Narasimhan takes over the role of CEO in February as current CEO Joe Jimenez retires.

With Vas Narasimhan set to take over the reins of Novartis AG next week, the company is on the verge of a new era of growth driven by new medicines that will become core revenue drivers for the company.

Narasimhan takes over the role of chief executive officer in February as current CEO Joe Jimenez retires. During a 2017 full-year earnings report issued this morning, company officials said Novartis is in position for sustainable growth. Narasimhan said when he takes over next week his priorities will be driving the next phase of growth. To do so Narasimhan pledged to deliver “more breakthrough innovation” while the company pivots to become more data-centric.

That next era of growth at Novartis will be driven by several new drugs such as heart drug Entresto, breast cancer treatment Kisqali and the psoriasis drug Cosentyx. Novartis also has recently approved leukemia drug Kymriah in its arsenal. Kymriah, a CAR-T therapy, was the first such treatment approved by the U.S. Food and Drug Administration. In its announcement this morning, Novartis said sales of Cosentyx and Entresto “more than offset Gleevec generic erosion.” Cosentyx and Entresto combined for total 2017 revenue of $2.6 billion. During the fourth quarter, Kisqali brought in $35 million. The company said its growth is continuing in the United States and will also see growth in Europe with additional launches of the drug.

With the new drivers in place, the company expects mid-to-high single digits in an earnings increase over the course of 2018.

Narasimhan was tapped as the new CEO after serving as the company’s chief medical officer and head of global drug development. When he was named Jimenez’ replacement, Narasimhan said Novartis’ goal will be “to continue to drive that innovation agenda in a new world where there’s so many possibilities with new science, data and digital.” When he was selected as Jimenez’ successor, many believed the company would place greater emphasis on innovation and that is proving to be the right call.
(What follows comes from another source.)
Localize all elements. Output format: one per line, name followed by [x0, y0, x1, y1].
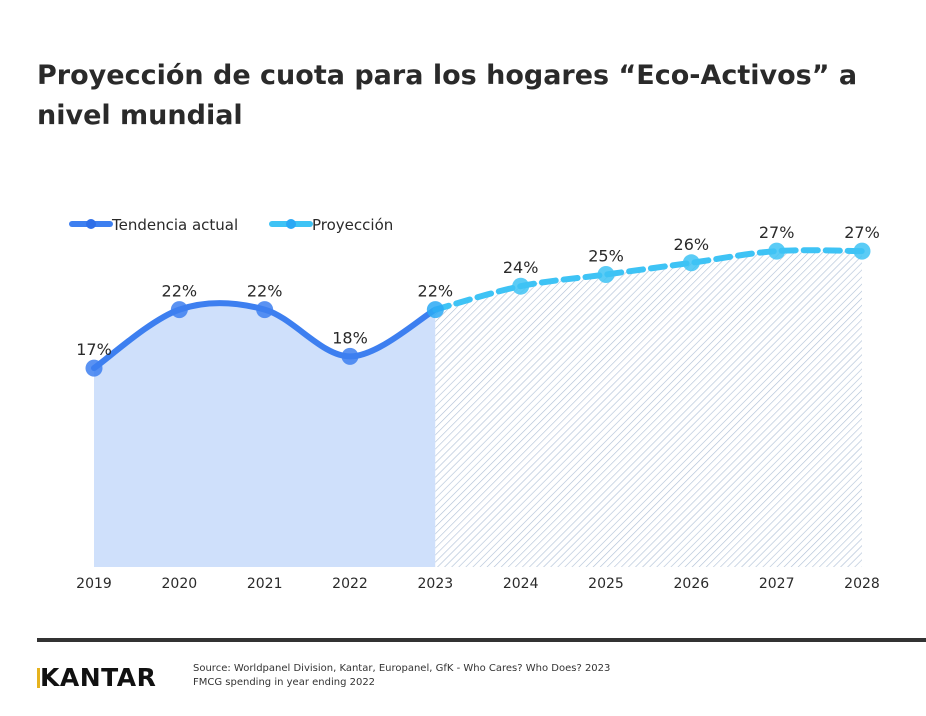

During a call with reporters this morning, Narasimhan pointed to breakthrough innovations as a key to future growth. He said that the company will examine its pipeline and ask “Is this first-in-class or very close to first-in-class where we can be competitive?” If the answer is no, Narasimhan said the company will have to ask why it is pursuing that particular path, Bloomberg reported.

Looking back on 2017, Jimenez said it was a “landmark year for innovation” that resulted in a “rich late-stage pipeline.” He said with several planned key launches and a new operating model in place, Novartis is “poised for sustainable growth.”
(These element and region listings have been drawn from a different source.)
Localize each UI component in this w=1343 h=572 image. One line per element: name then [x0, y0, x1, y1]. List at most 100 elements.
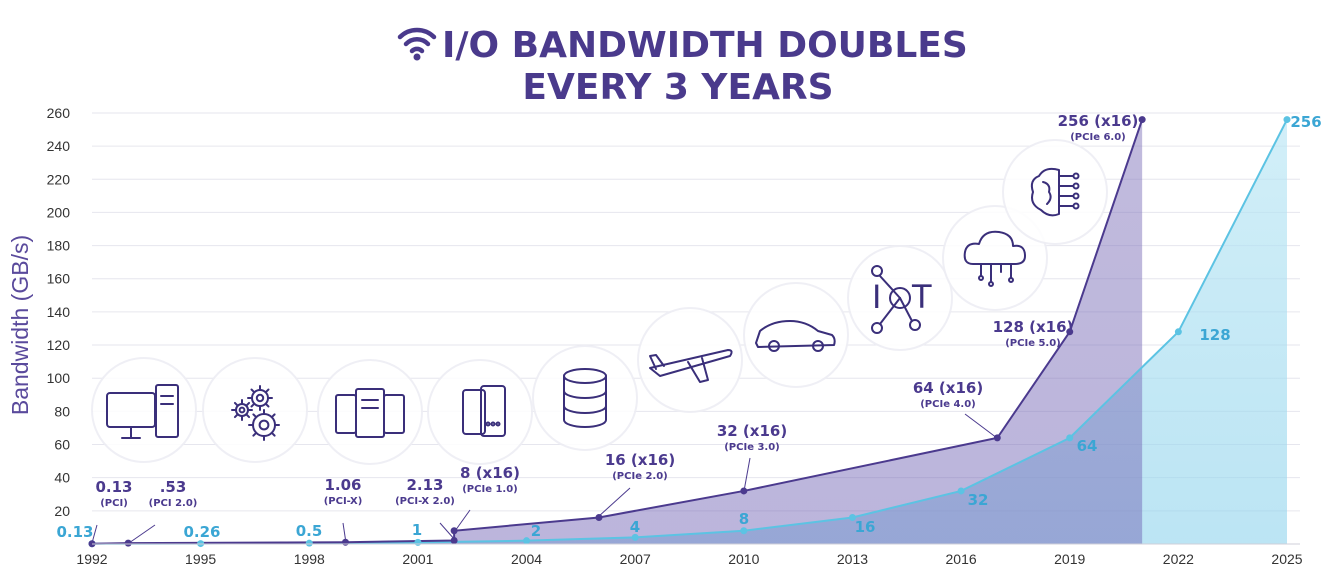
y-tick-120: 120 — [47, 337, 71, 353]
iot-text: I — [872, 278, 881, 316]
pcie-leader-1 — [128, 524, 156, 544]
circuit-node-1 — [1072, 182, 1080, 190]
y-tick-240: 240 — [47, 138, 71, 154]
circuit-node-0 — [1072, 172, 1080, 180]
dot-1 — [485, 421, 491, 427]
pcie-label-6: 32 (x16) — [717, 422, 787, 440]
trend-label-1995: 0.26 — [183, 523, 220, 541]
cloud-shape — [963, 230, 1026, 265]
gear-tooth — [264, 402, 270, 408]
gear-hub — [255, 393, 265, 403]
trend-label-2013: 16 — [855, 518, 876, 536]
tablet-shape — [480, 385, 506, 437]
iot-text: T — [911, 278, 932, 316]
db-body — [563, 375, 607, 428]
pcie-label-3: 2.13 — [406, 476, 443, 494]
pcie-label-2: 1.06 — [324, 476, 361, 494]
gear-tooth — [250, 402, 256, 408]
iot-link-1 — [879, 275, 901, 299]
chart-title: I/O BANDWIDTH DOUBLES EVERY 3 YEARS — [397, 25, 968, 108]
x-tick-2025: 2025 — [1271, 551, 1302, 567]
pcie-sublabel-4: (PCIe 1.0) — [462, 484, 518, 495]
iot-node-3 — [871, 322, 883, 334]
pcie-sublabel-6: (PCIe 3.0) — [724, 442, 780, 453]
y-tick-200: 200 — [47, 204, 71, 220]
car-wheel-2 — [812, 340, 824, 352]
pcie-line — [91, 119, 1144, 545]
trend-label-2019: 64 — [1077, 437, 1098, 455]
pcie-label-4: 8 (x16) — [460, 464, 520, 482]
gear-hub — [258, 419, 270, 431]
trend-point-2001 — [414, 538, 422, 546]
wifi-icon — [397, 27, 437, 61]
gear-tooth — [270, 413, 276, 419]
iot-link-3 — [879, 297, 901, 325]
x-tick-1998: 1998 — [294, 551, 325, 567]
x-tick-2022: 2022 — [1163, 551, 1194, 567]
phone-shape — [462, 389, 486, 435]
pcie-point-7 — [993, 434, 1001, 442]
trend-point-2013 — [848, 513, 856, 521]
gear-tooth — [270, 431, 276, 437]
pcie-sublabel-1: (PCI 2.0) — [149, 498, 198, 509]
series-lines — [88, 116, 1291, 548]
y-tick-20: 20 — [54, 503, 70, 519]
x-tick-2019: 2019 — [1054, 551, 1085, 567]
trend-label-2004: 2 — [531, 522, 541, 540]
pcie-label-5: 16 (x16) — [605, 451, 675, 469]
cloud-node-2 — [988, 281, 994, 287]
trend-label-2016: 32 — [968, 491, 989, 509]
pcie-leader-0 — [91, 524, 98, 544]
x-tick-2016: 2016 — [946, 551, 977, 567]
trend-point-2007 — [631, 533, 639, 541]
pcie-sublabel-3: (PCI-X 2.0) — [395, 496, 455, 507]
pcie-point-1 — [124, 539, 132, 547]
pcie-sublabel-5: (PCIe 2.0) — [612, 471, 668, 482]
pcie-point-3 — [450, 536, 458, 544]
pcie-leader-6 — [743, 457, 751, 492]
x-tick-1995: 1995 — [185, 551, 216, 567]
gears-icon — [202, 357, 308, 463]
trend-label-2007: 4 — [630, 518, 640, 536]
gear-tooth — [250, 388, 256, 394]
ai-brain-icon — [1002, 139, 1108, 245]
y-tick-60: 60 — [54, 437, 70, 453]
pcie-label-1: .53 — [160, 478, 187, 496]
gear-tooth — [245, 413, 251, 419]
computer-tower-icon — [91, 357, 197, 463]
y-tick-260: 260 — [47, 105, 71, 121]
x-tick-2013: 2013 — [837, 551, 868, 567]
pcie-sublabel-0: (PCI) — [100, 498, 128, 509]
x-tick-2010: 2010 — [728, 551, 759, 567]
pcie-area — [92, 119, 1143, 544]
y-tick-180: 180 — [47, 238, 71, 254]
mobile-devices-icon — [427, 359, 533, 465]
series-areas — [92, 119, 1287, 544]
airplane-icon-bg — [637, 307, 743, 413]
trend-point-2004 — [523, 537, 531, 545]
pcie-leader-3 — [439, 522, 456, 541]
dot-2 — [490, 421, 496, 427]
pcie-leader-2 — [342, 522, 347, 544]
x-tick-2001: 2001 — [402, 551, 433, 567]
pcie-leader-4 — [454, 509, 471, 532]
gear-tooth — [233, 401, 239, 407]
y-tick-220: 220 — [47, 171, 71, 187]
database-icon — [532, 345, 638, 451]
pcie-label-9: 256 (x16) — [1058, 112, 1139, 130]
axes: 20 40 60 80 100 120 140 160 180 200 220 240 260 1992 1… — [47, 105, 1303, 567]
trend-point-1998 — [305, 539, 313, 547]
ai-brain-icon-bg — [1002, 139, 1108, 245]
car-wheel-1 — [768, 340, 780, 352]
gear-tooth — [252, 413, 258, 419]
trend-area — [92, 119, 1287, 544]
trend-label-2025: 256 — [1290, 113, 1321, 131]
trend-point-2016 — [957, 487, 965, 495]
trend-label-2022: 128 — [1199, 326, 1230, 344]
brain-fold — [1042, 181, 1052, 205]
iot-o — [889, 287, 911, 309]
pcie-label-0: 0.13 — [95, 478, 132, 496]
pcie-point-9 — [1138, 116, 1146, 124]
While Narasimhan said his focus will be on innovation, he will also have other decisions to make regarding its eye-care company, Alcon, generics business Sandoz and if the company will look to sell off its stakes in rival companies GlaxoSmithKline and Roche.

Bloomberg said Novartis will need to see sales and margin improvements for multiple quarters at Alcon before it makes a decision whether or not to sell that asset. Alcon did see sales growth of 8 percent in the fourth quarter of 2017, according to the company report. Narasimhan said there would not be a decision made on Alcon before the first half of 2019.

Sandoz has seen declining revenue, particularly in the United States. Citing people familiar with the matter, Bloomberg said Novartis could divest itself of some properties to help offset those losses.

Novartis holds a 36.5 percent stake in GSK’s consumer joint business and about 6 percent of Roche, which is valued at about $14 billion. Narasimhan said there will be “no change” to Novartis’ positions in those companies, Reuters reported.